ECE2013 Poster Presentations Female reproduction (47 abstracts)
1Clinic for Endocrinology, Diabetes and Metabolic Diseases, Clinical Center of Serbia, Faculty of Medicine, University of Belgrade, Belgrade; Serbia, 2Division of Endocrinology and Human Reproduction, 2nd Department of Obstetrics and Gynecology, Aristotle University of Thessaloniki, Thessaloniki, Greece; 3Clinical-Hospital Center Bežanijska kosa, Belgrade, Serbia; 4Institute for Biologic Investigations Siniša Stanković, Belgrade, Serbia; 5Institute for Physiology, Medical Faculty, University of Belgrade, Belgrade; Serbia, 6Clinic for Obstetrics and Gynecology, Clinical Center of Serbia, Faculty of Medicine, University of Belgrade, Belgrade, Serbia.
Introduction: Insulin resistance is a common discriminator for a variety of chronic disorders including polycystic ovary syndrome (PCOS) and non-alcoholic fatty liver disease (NAFLD). It has recently been hypothesized that PCOS itself might be a risk for developing NAFLD.

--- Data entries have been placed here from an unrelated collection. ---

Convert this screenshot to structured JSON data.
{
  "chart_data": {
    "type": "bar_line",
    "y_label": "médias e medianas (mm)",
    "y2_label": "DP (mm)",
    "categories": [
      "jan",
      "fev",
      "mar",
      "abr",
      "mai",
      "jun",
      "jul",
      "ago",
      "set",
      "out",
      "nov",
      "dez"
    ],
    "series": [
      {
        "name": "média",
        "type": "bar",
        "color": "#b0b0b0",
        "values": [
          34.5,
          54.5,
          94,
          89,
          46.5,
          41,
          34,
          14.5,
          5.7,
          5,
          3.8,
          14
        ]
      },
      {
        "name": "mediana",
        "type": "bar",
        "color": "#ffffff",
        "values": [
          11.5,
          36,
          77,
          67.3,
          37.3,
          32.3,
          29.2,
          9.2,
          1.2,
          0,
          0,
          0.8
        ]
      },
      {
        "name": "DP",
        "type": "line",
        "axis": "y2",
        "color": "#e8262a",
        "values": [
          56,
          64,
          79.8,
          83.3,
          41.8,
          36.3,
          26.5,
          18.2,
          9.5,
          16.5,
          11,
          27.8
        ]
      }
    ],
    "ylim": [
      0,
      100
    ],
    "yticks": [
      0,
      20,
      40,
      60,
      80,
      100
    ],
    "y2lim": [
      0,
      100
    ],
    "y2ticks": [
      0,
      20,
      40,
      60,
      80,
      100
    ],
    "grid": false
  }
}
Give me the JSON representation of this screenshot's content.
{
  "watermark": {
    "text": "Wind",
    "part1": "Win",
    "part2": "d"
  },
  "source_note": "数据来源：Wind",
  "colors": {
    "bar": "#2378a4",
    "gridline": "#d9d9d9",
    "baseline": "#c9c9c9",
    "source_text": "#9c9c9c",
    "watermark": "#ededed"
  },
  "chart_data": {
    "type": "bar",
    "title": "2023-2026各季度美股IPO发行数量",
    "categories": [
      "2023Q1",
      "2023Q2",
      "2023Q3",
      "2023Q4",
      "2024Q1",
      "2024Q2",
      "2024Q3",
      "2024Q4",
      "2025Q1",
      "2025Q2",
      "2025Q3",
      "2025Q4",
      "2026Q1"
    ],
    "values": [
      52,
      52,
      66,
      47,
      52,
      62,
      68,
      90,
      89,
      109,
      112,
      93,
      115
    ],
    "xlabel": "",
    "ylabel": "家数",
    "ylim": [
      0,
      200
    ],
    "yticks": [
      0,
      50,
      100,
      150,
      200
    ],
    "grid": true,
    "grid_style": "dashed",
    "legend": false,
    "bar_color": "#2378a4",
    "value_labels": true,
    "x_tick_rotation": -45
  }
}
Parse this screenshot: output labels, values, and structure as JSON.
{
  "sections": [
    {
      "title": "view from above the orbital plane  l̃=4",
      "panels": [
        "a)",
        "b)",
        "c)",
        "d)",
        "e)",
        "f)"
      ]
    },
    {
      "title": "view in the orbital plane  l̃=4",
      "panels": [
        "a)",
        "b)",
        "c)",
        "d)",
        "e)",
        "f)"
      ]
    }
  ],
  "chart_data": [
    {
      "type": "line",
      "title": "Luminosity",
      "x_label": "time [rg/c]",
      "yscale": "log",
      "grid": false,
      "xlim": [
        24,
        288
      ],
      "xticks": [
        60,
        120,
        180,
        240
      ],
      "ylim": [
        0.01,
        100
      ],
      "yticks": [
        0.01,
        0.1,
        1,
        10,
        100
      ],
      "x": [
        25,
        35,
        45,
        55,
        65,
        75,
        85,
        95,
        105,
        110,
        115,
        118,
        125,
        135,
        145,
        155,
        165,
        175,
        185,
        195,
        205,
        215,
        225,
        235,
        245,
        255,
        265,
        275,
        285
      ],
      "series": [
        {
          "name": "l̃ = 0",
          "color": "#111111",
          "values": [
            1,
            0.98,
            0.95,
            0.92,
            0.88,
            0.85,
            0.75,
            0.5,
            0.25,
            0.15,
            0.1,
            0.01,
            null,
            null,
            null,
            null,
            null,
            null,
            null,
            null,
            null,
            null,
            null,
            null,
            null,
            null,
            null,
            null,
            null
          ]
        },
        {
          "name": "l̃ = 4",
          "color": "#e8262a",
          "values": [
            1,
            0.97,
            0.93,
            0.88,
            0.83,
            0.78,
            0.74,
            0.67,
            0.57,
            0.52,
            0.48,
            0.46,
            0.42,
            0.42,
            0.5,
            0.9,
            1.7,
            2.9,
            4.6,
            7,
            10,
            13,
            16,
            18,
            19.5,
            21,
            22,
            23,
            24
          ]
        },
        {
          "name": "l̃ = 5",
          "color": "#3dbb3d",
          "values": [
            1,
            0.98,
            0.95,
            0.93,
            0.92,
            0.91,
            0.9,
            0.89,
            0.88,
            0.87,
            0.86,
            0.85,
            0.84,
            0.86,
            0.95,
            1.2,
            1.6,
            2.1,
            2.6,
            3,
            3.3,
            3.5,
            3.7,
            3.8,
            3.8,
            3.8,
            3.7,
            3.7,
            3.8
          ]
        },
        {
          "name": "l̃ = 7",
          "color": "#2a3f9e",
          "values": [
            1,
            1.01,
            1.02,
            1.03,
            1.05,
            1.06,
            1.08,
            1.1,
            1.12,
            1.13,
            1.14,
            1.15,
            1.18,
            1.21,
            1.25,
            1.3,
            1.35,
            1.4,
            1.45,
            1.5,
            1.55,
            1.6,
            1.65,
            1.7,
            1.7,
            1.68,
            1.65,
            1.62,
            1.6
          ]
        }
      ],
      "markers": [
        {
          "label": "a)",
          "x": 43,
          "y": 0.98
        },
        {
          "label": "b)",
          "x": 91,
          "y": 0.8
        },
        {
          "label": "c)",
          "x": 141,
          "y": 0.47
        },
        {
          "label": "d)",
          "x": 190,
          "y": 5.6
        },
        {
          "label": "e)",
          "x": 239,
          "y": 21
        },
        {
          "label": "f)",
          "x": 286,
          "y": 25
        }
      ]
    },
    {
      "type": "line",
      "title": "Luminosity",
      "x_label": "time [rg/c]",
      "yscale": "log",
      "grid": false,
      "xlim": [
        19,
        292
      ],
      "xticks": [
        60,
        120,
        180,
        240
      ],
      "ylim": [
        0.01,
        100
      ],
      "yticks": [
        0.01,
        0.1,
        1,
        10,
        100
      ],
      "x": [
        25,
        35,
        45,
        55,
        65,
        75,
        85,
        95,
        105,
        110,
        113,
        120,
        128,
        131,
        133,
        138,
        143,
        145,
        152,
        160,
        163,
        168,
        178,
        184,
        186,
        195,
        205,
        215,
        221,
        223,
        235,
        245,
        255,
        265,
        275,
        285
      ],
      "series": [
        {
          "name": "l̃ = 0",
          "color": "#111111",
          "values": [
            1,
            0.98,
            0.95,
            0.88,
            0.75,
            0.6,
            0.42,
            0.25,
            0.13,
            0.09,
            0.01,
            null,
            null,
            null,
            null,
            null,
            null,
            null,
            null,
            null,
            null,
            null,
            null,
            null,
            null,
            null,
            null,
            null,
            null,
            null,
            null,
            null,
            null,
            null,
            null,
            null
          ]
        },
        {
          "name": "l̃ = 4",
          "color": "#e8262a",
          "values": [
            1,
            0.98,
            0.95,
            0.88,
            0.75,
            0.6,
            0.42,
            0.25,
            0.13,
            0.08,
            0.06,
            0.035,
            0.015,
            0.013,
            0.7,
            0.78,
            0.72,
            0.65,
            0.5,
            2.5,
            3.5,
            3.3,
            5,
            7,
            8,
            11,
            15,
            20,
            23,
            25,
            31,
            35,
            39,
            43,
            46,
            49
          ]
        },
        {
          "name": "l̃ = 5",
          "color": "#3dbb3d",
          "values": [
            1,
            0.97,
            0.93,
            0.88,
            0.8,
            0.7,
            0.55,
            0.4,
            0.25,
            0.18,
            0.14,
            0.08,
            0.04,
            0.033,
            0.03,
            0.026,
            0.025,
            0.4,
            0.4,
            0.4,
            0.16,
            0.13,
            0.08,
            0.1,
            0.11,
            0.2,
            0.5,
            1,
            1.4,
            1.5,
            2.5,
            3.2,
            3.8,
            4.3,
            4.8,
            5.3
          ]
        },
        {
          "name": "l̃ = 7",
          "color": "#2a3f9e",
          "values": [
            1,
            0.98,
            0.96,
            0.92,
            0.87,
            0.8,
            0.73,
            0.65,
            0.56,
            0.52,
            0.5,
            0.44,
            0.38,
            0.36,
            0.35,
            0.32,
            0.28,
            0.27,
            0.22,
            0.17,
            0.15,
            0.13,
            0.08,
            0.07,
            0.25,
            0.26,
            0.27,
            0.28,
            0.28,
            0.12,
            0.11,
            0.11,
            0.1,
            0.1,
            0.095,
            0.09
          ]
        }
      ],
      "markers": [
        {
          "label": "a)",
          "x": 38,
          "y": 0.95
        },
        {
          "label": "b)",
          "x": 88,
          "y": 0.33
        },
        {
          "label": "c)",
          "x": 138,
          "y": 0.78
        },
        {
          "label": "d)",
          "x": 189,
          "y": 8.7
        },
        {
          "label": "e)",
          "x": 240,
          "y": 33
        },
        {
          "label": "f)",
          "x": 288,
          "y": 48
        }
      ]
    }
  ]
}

Methods: We analyzed 560 women with PCOS (BMI: 31.19±6.75 kg/m2, age: 25.62±6.05 years) diagnosed on the basis of ESHRE/ASRM criteria. The subjects were divided and compared according to the clinical phenotype: phenotype A: anovulation + hyperandrogenism + polycystic ovaries (n=324), phenotype B: anovulation + hyperandrogenism (n=144), phenotype C: hyperandrogenism + polycystic ovaries (n=45), phenotype D: anovulation + polycystic ovaries (n=47). Subgroups did not differ in BMI (P=0.085) but there was significant difference in age (P=0.011) so all statistical analyses were done with adjustment for age. During follicular phase of menstrual cycle fasting blood samples were collected for determination of glucose, insulin, bilirubin, aspartate aminotransferase (AST), alanine aminotransferase (ALT), testosterone and SHBG. FAI and HOMA-IR were calculated using standard formula.
Results: There was no significant difference in levels of liver enzymes between different PCOS phenotypes (AST: P=0.72; ALT: P=0.34). Significant correlations existed in phenotypes A, B, and C between ALT and insulin (r=0.35, P<0.001; r=0.32, P<0.001; r=0.34, P=0.02 respectively) and ALT and HOMA-IR (r=0.34, P<0.001; r=0.32, P<0.001; r=0.35, P=0.02 respectively), but there was no correlation between these parameters in phenotype D. There were no significant correlations between liver enzymes, testosterone and SHBG. When analyzed according to FAI, in PCOS subgroup with FAI≧6 significant correlations were found between ALT and insulin (r=0.39, P<0.001) and ALT and HOMA-IR (r=0.38, P<0.001), while there were no significant correlations between those parameters in subgroup with FAI<6.
Conclusion: PCOS phenotypes had different influence towards development of NAFLD. Besides insulin resistance, it seems that androgens may additionally influence development of liver disease.